ИЗ ТЕТРАДИ (ПОСЛЕДНЯЯ ЗАПИСЬ)
Ну вот, кажется, и все, как говорится, конец – делу венец. Скоро буду в Кынкызе. Увижу Ефимию и Пашу. Молодец Олег, нашел-таки хутор. До утра, вернее, до рассвета, осталось часа три. Но ведь можно выехать и на час раньше, еще затемно. Олег, наверное, спит себе сном праведника и видит сны. Мне же сегодня уже не уснуть. В душу залегло непонятное, никогда еще не испытанное мною чувство. Оно беспокоило, воскрешало воспоминания, ободряло и пугало. А почему пугало? Мне одновременно было и радостно, и страшно, и тоскливо. Отчего бы? Я понимал: радовала предстоящая встреча с Ефимией и Пашей. А что пугало? Что нагоняло тоску? Может быть, пугало то, что я не знал и не мог себе представить, какой будет эта наша встреча? Память перебирала разные варианты встречи. Их, этих придуманных вариантов, было много, как ходов на шахматной доске, и ни один не был похож на другой. Мысленно я приходил к Ефимии домой, а дома у нее был муж и нам никак не удавалось поговорить наедине. Или заставал Ефимию дома одну – не было даже Паши, она находилась в детском саду. Молча, с удивлением и со страхом мы смотрели друг на друга. Я слышал ее голос и мысленно разговаривал с нею.

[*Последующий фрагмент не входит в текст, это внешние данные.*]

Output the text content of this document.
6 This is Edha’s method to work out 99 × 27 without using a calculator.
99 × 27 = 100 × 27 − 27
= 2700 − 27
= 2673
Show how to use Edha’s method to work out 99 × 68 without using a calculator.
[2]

– Михаил, зачем приехал? – спрашивала она строго. – Кто тебя об этом просил? Я не просила.
– Зачем? Сам не знаю. Потянуло к тебе – вот и прикатил.
– Как же ты нашел хутор?
– Спасибо, Олег помог. Да и вообще, ежели сильно захочешь, то непременно найдешь то, что ищешь. Тогда, на похоронах, ты сказала, что живешь в Кынкызе. Теперь же это Солнечный. Почему умолчала? Почему не сказала правду? Не захотела, да?
– Зачем было говорить? Ведь эта наша встреча не только смешна, а и никому не нужна – ни тебе, ни мне.
– Почему же никому не нужна? А Паше?
– Ей тоже. А лучше: именно ей тем более эта встреча не нужна. Она, наша теперешняя встреча, стала ненужной еще тогда, когда ты уехал из Привольного, оставив меня одну.
– Ефимия, а ведь я отыскал тебя, чтобы узнать. Признайся: Паша – моя дочь? Только говори правду.
– Зачем тебе знать правду?
– Значит, моя?
– Я ничего не сказала. Да если и скажу, что может измениться? Ничто уже не изменится. Вот в чем наше горе…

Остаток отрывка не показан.